A man has been acquitted of threatening to kill the South Australian Premier over the State Government’s TAFE reforms in 2018.

Key points:

  • Kenneth Andrew Gillespie is accused of making threats against the Premier and his family
  • He has pleaded not guilty to the charge laid against him
  • Giving evidence in his own defence, he admitted to the court he has a tendency of “running off at the mouth”

Kenneth Andrew Gillespie, 65, faced a two-day trial in Adelaide’s District Court after pleading not guilty to threatening a public officer.

On Thursday the jury took two hours to find Mr Gillespie not guilty of the charge.

During the trial, prosecutors alleged Mr Gillespie rang the electoral office of Steven Marshall on September 6, 2018, a few days after it was announced several TAFE campuses would close.

He allegedly threatened to kill the Premier and his children if he continued with those plans.

Earlier, the accused had given evidence in his own defence, saying he had called political offices “hundreds and hundreds” of times in the three years leading up to September 2018.

He said he started looking into his power bill “a bit deeper” and started by calling Energy Australia before phoning the regulator 15 times.
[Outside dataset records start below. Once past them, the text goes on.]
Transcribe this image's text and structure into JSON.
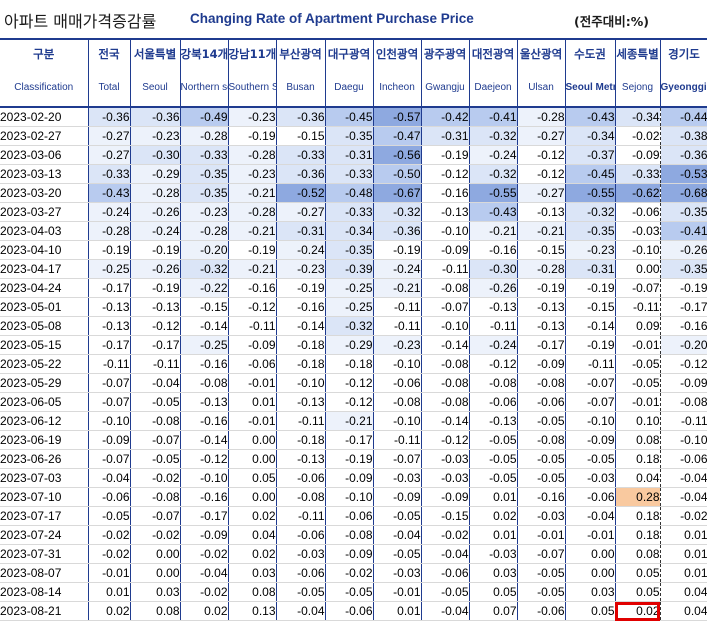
{
  "title": {
    "korean": "아파트 매매가격증감률",
    "english": "Changing Rate of Apartment Purchase Price",
    "unit": "(전주대비:%)"
  },
  "columns": [
    {
      "ko": "구분",
      "en": "Classification"
    },
    {
      "ko": "전국",
      "en": "Total"
    },
    {
      "ko": "서울특별",
      "en": "Seoul"
    },
    {
      "ko": "강북14개",
      "en": "Northern seoul"
    },
    {
      "ko": "강남11개",
      "en": "Southern Seoul"
    },
    {
      "ko": "부산광역",
      "en": "Busan"
    },
    {
      "ko": "대구광역",
      "en": "Daegu"
    },
    {
      "ko": "인천광역",
      "en": "Incheon"
    },
    {
      "ko": "광주광역",
      "en": "Gwangju"
    },
    {
      "ko": "대전광역",
      "en": "Daejeon"
    },
    {
      "ko": "울산광역",
      "en": "Ulsan"
    },
    {
      "ko": "수도권",
      "en": "Seoul Metropolitan Area"
    },
    {
      "ko": "세종특별",
      "en": "Sejong"
    },
    {
      "ko": "경기도",
      "en": "Gyeonggi-do"
    }
  ],
  "rows": [
    {
      "date": "2023-02-20",
      "values": [
        "-0.36",
        "-0.36",
        "-0.49",
        "-0.23",
        "-0.36",
        "-0.45",
        "-0.57",
        "-0.42",
        "-0.41",
        "-0.28",
        "-0.43",
        "-0.34",
        "-0.44"
      ]
    },
    {
      "date": "2023-02-27",
      "values": [
        "-0.27",
        "-0.23",
        "-0.28",
        "-0.19",
        "-0.15",
        "-0.35",
        "-0.47",
        "-0.31",
        "-0.32",
        "-0.27",
        "-0.34",
        "-0.02",
        "-0.38"
      ]
    },
    {
      "date": "2023-03-06",
      "values": [
        "-0.27",
        "-0.30",
        "-0.33",
        "-0.28",
        "-0.33",
        "-0.31",
        "-0.56",
        "-0.19",
        "-0.24",
        "-0.12",
        "-0.37",
        "-0.09",
        "-0.36"
      ]
    },
    {
      "date": "2023-03-13",
      "values": [
        "-0.33",
        "-0.29",
        "-0.35",
        "-0.23",
        "-0.36",
        "-0.33",
        "-0.50",
        "-0.12",
        "-0.32",
        "-0.12",
        "-0.45",
        "-0.33",
        "-0.53"
      ]
    },
    {
      "date": "2023-03-20",
      "values": [
        "-0.43",
        "-0.28",
        "-0.35",
        "-0.21",
        "-0.52",
        "-0.48",
        "-0.67",
        "-0.16",
        "-0.55",
        "-0.27",
        "-0.55",
        "-0.62",
        "-0.68"
      ]
    },
    {
      "date": "2023-03-27",
      "values": [
        "-0.24",
        "-0.26",
        "-0.23",
        "-0.28",
        "-0.27",
        "-0.33",
        "-0.32",
        "-0.13",
        "-0.43",
        "-0.13",
        "-0.32",
        "-0.06",
        "-0.35"
      ]
    },
    {
      "date": "2023-04-03",
      "values": [
        "-0.28",
        "-0.24",
        "-0.28",
        "-0.21",
        "-0.31",
        "-0.34",
        "-0.36",
        "-0.10",
        "-0.21",
        "-0.21",
        "-0.35",
        "-0.03",
        "-0.41"
      ]
    },
    {
      "date": "2023-04-10",
      "values": [
        "-0.19",
        "-0.19",
        "-0.20",
        "-0.19",
        "-0.24",
        "-0.35",
        "-0.19",
        "-0.09",
        "-0.16",
        "-0.15",
        "-0.23",
        "-0.10",
        "-0.26"
      ]
    },
    {
      "date": "2023-04-17",
      "values": [
        "-0.25",
        "-0.26",
        "-0.32",
        "-0.21",
        "-0.23",
        "-0.39",
        "-0.24",
        "-0.11",
        "-0.30",
        "-0.28",
        "-0.31",
        "0.00",
        "-0.35"
      ]
    },
    {
      "date": "2023-04-24",
      "values": [
        "-0.17",
        "-0.19",
        "-0.22",
        "-0.16",
        "-0.19",
        "-0.25",
        "-0.21",
        "-0.08",
        "-0.26",
        "-0.19",
        "-0.19",
        "-0.07",
        "-0.19"
      ]
    },
    {
      "date": "2023-05-01",
      "values": [
        "-0.13",
        "-0.13",
        "-0.15",
        "-0.12",
        "-0.16",
        "-0.25",
        "-0.11",
        "-0.07",
        "-0.13",
        "-0.13",
        "-0.15",
        "-0.11",
        "-0.17"
      ]
    },
    {
      "date": "2023-05-08",
      "values": [
        "-0.13",
        "-0.12",
        "-0.14",
        "-0.11",
        "-0.14",
        "-0.32",
        "-0.11",
        "-0.10",
        "-0.11",
        "-0.13",
        "-0.14",
        "0.09",
        "-0.16"
      ]
    },
    {
      "date": "2023-05-15",
      "values": [
        "-0.17",
        "-0.17",
        "-0.25",
        "-0.09",
        "-0.18",
        "-0.29",
        "-0.23",
        "-0.14",
        "-0.24",
        "-0.17",
        "-0.19",
        "-0.01",
        "-0.20"
      ]
    },
    {
      "date": "2023-05-22",
      "values": [
        "-0.11",
        "-0.11",
        "-0.16",
        "-0.06",
        "-0.18",
        "-0.18",
        "-0.10",
        "-0.08",
        "-0.12",
        "-0.09",
        "-0.11",
        "-0.05",
        "-0.12"
      ]
    },
    {
      "date": "2023-05-29",
      "values": [
        "-0.07",
        "-0.04",
        "-0.08",
        "-0.01",
        "-0.10",
        "-0.12",
        "-0.06",
        "-0.08",
        "-0.08",
        "-0.08",
        "-0.07",
        "-0.05",
        "-0.09"
      ]
    },
    {
      "date": "2023-06-05",
      "values": [
        "-0.07",
        "-0.05",
        "-0.13",
        "0.01",
        "-0.13",
        "-0.12",
        "-0.08",
        "-0.08",
        "-0.06",
        "-0.06",
        "-0.07",
        "-0.01",
        "-0.08"
      ]
    },
    {
      "date": "2023-06-12",
      "values": [
        "-0.10",
        "-0.08",
        "-0.16",
        "-0.01",
        "-0.11",
        "-0.21",
        "-0.10",
        "-0.14",
        "-0.13",
        "-0.05",
        "-0.10",
        "0.10",
        "-0.11"
      ]
    },
    {
      "date": "2023-06-19",
      "values": [
        "-0.09",
        "-0.07",
        "-0.14",
        "0.00",
        "-0.18",
        "-0.17",
        "-0.11",
        "-0.12",
        "-0.05",
        "-0.08",
        "-0.09",
        "0.08",
        "-0.10"
      ]
    },
    {
      "date": "2023-06-26",
      "values": [
        "-0.07",
        "-0.05",
        "-0.12",
        "0.00",
        "-0.13",
        "-0.19",
        "-0.07",
        "-0.03",
        "-0.05",
        "-0.05",
        "-0.05",
        "0.18",
        "-0.06"
      ]
    },
    {
      "date": "2023-07-03",
      "values": [
        "-0.04",
        "-0.02",
        "-0.10",
        "0.05",
        "-0.06",
        "-0.09",
        "-0.03",
        "-0.03",
        "-0.05",
        "-0.05",
        "-0.03",
        "0.04",
        "-0.04"
      ]
    },
    {
      "date": "2023-07-10",
      "values": [
        "-0.06",
        "-0.08",
        "-0.16",
        "0.00",
        "-0.08",
        "-0.10",
        "-0.09",
        "-0.09",
        "0.01",
        "-0.16",
        "-0.06",
        "0.28",
        "-0.04"
      ]
    },
    {
      "date": "2023-07-17",
      "values": [
        "-0.05",
        "-0.07",
        "-0.17",
        "0.02",
        "-0.11",
        "-0.06",
        "-0.05",
        "-0.15",
        "0.02",
        "-0.03",
        "-0.04",
        "0.18",
        "-0.02"
      ]
    },
    {
      "date": "2023-07-24",
      "values": [
        "-0.02",
        "-0.02",
        "-0.09",
        "0.04",
        "-0.06",
        "-0.08",
        "-0.04",
        "-0.02",
        "0.01",
        "-0.01",
        "-0.01",
        "0.18",
        "0.01"
      ]
    },
    {
      "date": "2023-07-31",
      "values": [
        "-0.02",
        "0.00",
        "-0.02",
        "0.02",
        "-0.03",
        "-0.09",
        "-0.05",
        "-0.04",
        "-0.03",
        "-0.07",
        "0.00",
        "0.08",
        "0.01"
      ]
    },
    {
      "date": "2023-08-07",
      "values": [
        "-0.01",
        "0.00",
        "-0.04",
        "0.03",
        "-0.06",
        "-0.02",
        "-0.03",
        "-0.06",
        "0.03",
        "-0.05",
        "0.00",
        "0.05",
        "0.01"
      ]
    },
    {
      "date": "2023-08-14",
      "values": [
        "0.01",
        "0.03",
        "-0.02",
        "0.08",
        "-0.05",
        "-0.05",
        "-0.01",
        "-0.05",
        "0.05",
        "-0.05",
        "0.03",
        "0.05",
        "0.04"
      ]
    },
    {
      "date": "2023-08-21",
      "values": [
        "0.02",
        "0.08",
        "0.02",
        "0.13",
        "-0.04",
        "-0.06",
        "0.01",
        "-0.04",
        "0.07",
        "-0.06",
        "0.05",
        "0.02",
        "0.04"
      ]
    }
  ],
  "colors": {
    "header_blue": "#1f3b8f",
    "shade_strong": "#8ea9e0",
    "shade_mid": "#b8cbef",
    "shade_light": "#dbe5f7",
    "shade_faint": "#edf2fb",
    "positive_highlight": "#f9c99f",
    "box_red": "#e00000"
  }
}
The painter and decorator told jurors that he developed a keen interest in politics after being forced to go “on the dole” and having difficult encounters associated with it.

He admitted making the two phone calls to Mr Marshall’s office, but said he did not make a threat to kill.

Mr Gillespie told the jury — of six women and six men — that he angrily spoke to a staffer at Mr Marshall’s Dunstan office about the TAFE cuts and privatisation of the Adelaide Remand Centre.

“It wasn’t a long conversation but I said, ‘now these correctional services, they don’t work when privatised. They haven’t worked anywhere in the f***ing world — rehabilitation goes out the window and reoffending goes through the roof’,” he said.

He said that if changes weren’t made, the Premier and his children would “be in peril and ostracised” by the community.

Sam Diprose (right) told the jury the phone call he took from Mr Gillespie had stayed with him for a long time.(ABC News: Claire Campbell)

Chris Weir, for Mr Gillespie, asked his client if he was “angry” and would describe his demeanour as being “verbally abusive”.

Mr Gillespie admitted that he was.

But when asked if he threaten to kill the Premier, he said “never”.

Under cross-examination, prosecutor Karen Ingleton asked Mr Gillespie if he was prone to making statements without thinking or “running off at the mouth”.

But when she made the suggestion that he did make those threats to kill, he said that was “completely and utterly wrong … and I’m offended by it”.

Mr Gillespie told jurors that he “wanted to make an impact” during the conversation with staffer Sam Diprose but said he ever made a threat to kill.